Look ahead – the desired destination might not look like you think it does

Consider the current restrictions. How might these change, or remain, in the future? How might this affect your longstanding church programme? How can you redirect your resources most effectively?

  • If children’s work isn’t allowed or deemed to be wise, can you make available your people as a volunteer force, to offer alongside your building, as resources that can serve the local primary school in this season?
  • The end of furlough scheme is approaching, and communities will see many difficulties; how might your people be present with local businesses, as chaplains? And how might you encourage the ingenuity of the business people in your church community for this season?

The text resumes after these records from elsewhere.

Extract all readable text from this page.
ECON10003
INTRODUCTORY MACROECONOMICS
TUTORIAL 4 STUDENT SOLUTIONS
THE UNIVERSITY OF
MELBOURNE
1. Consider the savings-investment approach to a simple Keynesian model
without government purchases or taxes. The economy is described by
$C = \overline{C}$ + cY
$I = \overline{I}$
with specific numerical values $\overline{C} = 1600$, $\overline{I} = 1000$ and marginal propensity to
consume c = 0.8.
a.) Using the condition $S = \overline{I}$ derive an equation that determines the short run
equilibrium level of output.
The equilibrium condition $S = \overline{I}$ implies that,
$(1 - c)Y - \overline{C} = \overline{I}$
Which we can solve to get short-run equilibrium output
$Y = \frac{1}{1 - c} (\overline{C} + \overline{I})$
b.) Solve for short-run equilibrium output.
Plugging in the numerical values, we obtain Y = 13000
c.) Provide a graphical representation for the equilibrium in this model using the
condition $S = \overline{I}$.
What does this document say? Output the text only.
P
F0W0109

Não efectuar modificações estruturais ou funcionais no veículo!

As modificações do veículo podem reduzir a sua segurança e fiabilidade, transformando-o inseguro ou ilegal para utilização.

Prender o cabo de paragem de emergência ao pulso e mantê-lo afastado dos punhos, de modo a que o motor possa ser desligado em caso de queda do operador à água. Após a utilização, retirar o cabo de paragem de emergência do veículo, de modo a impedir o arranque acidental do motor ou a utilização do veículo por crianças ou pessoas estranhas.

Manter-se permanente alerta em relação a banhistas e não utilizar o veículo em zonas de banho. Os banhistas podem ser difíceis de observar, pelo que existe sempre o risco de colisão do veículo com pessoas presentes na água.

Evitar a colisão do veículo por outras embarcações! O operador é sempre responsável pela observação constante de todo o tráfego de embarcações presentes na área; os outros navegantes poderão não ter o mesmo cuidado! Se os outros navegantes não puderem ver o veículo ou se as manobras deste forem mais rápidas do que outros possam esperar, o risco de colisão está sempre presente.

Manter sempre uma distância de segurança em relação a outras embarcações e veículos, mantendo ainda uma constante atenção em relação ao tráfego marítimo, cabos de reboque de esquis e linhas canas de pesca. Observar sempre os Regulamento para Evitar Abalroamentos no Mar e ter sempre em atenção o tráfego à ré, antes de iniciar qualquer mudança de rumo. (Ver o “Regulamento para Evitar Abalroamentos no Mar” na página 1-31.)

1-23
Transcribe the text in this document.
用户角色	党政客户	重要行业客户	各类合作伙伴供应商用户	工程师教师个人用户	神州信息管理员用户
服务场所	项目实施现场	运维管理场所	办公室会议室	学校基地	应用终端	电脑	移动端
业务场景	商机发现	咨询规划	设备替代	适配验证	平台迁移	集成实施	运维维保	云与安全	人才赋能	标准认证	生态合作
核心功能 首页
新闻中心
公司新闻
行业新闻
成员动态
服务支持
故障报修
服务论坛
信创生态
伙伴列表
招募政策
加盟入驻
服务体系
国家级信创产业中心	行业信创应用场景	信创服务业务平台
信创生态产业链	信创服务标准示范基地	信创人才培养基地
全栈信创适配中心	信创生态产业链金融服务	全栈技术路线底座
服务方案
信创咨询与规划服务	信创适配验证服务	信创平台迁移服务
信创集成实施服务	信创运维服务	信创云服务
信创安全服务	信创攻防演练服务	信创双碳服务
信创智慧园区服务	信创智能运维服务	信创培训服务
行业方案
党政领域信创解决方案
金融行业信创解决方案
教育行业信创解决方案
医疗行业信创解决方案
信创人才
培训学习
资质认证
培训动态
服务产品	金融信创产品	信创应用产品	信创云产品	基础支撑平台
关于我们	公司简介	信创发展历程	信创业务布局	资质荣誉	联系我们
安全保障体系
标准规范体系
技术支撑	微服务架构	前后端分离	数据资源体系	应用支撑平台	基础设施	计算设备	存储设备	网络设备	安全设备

Make each move as you are led

As we navigate the gameboard, up a ladder, down a snake – with agility and flexibility – we ask for a Spirit-filled creativity and imagination. We do not cast the dice and move by chance. As we seek to be and do church within the frameworks available to us, we are not alone. Jesus Christ is the head of the church. We are His body, the fullness of Him, who fills all in all” (Ephesians 1:23).

In church history and in my own experience in cross cultural church planting without a church building and other Christians – Jesus Christ, the head of the church, through His Spirit, always leads His church out and beyond themselves – through geographical locations, manmade structures, cultural blind spots, etc. 

Jesus Christ, our head, has often led His people in ways, times and into places that surprise us. The same is true for today. As you journey through this season, draw your people into a prayerful community pilgrimage. Watch together to see what God will do, in you as well as through you.

You aren’t the only player on the gameboard; there are others playing the game too, going down the same snakes, climbing the same ladders. This is a time to step into and to celebrate our unity as God’s people.

At the heart of the Evangelical Alliance is unity. We are an alliance of churches, organisations and individuals who are passionate about making Jesus known at this time. Never before has the church in the UK needed to have a strong, united identity and presence. 

We encourage you, therefore, to approach fellow church leaders in your local community. Talk to others. Pray with others. And know that we at the Evangelical Alliance would love to be part of these united expressions of unity among God’s people, as well as support you in developing relationships and networks.

Revitalised and renewed

Lockdown also revitalised my childhood love and memories of the simple and timeless classic board game Snakes and Ladders. How could this strange, unchartered season, full of challenge and ups and downs, be the much-needed catalyst for your church people? To revitalise our identity as God’s people, to rekindle a deep love for Jesus and a passion for His kingdom, to unite with others as we venture into unchartered territory, and to grasp and fulfil His purpose for us all, in our places and spaces, for such a time as this. 

Church structures as we have known them are only inherited manmade frameworks that contain the living, dynamic reality of church.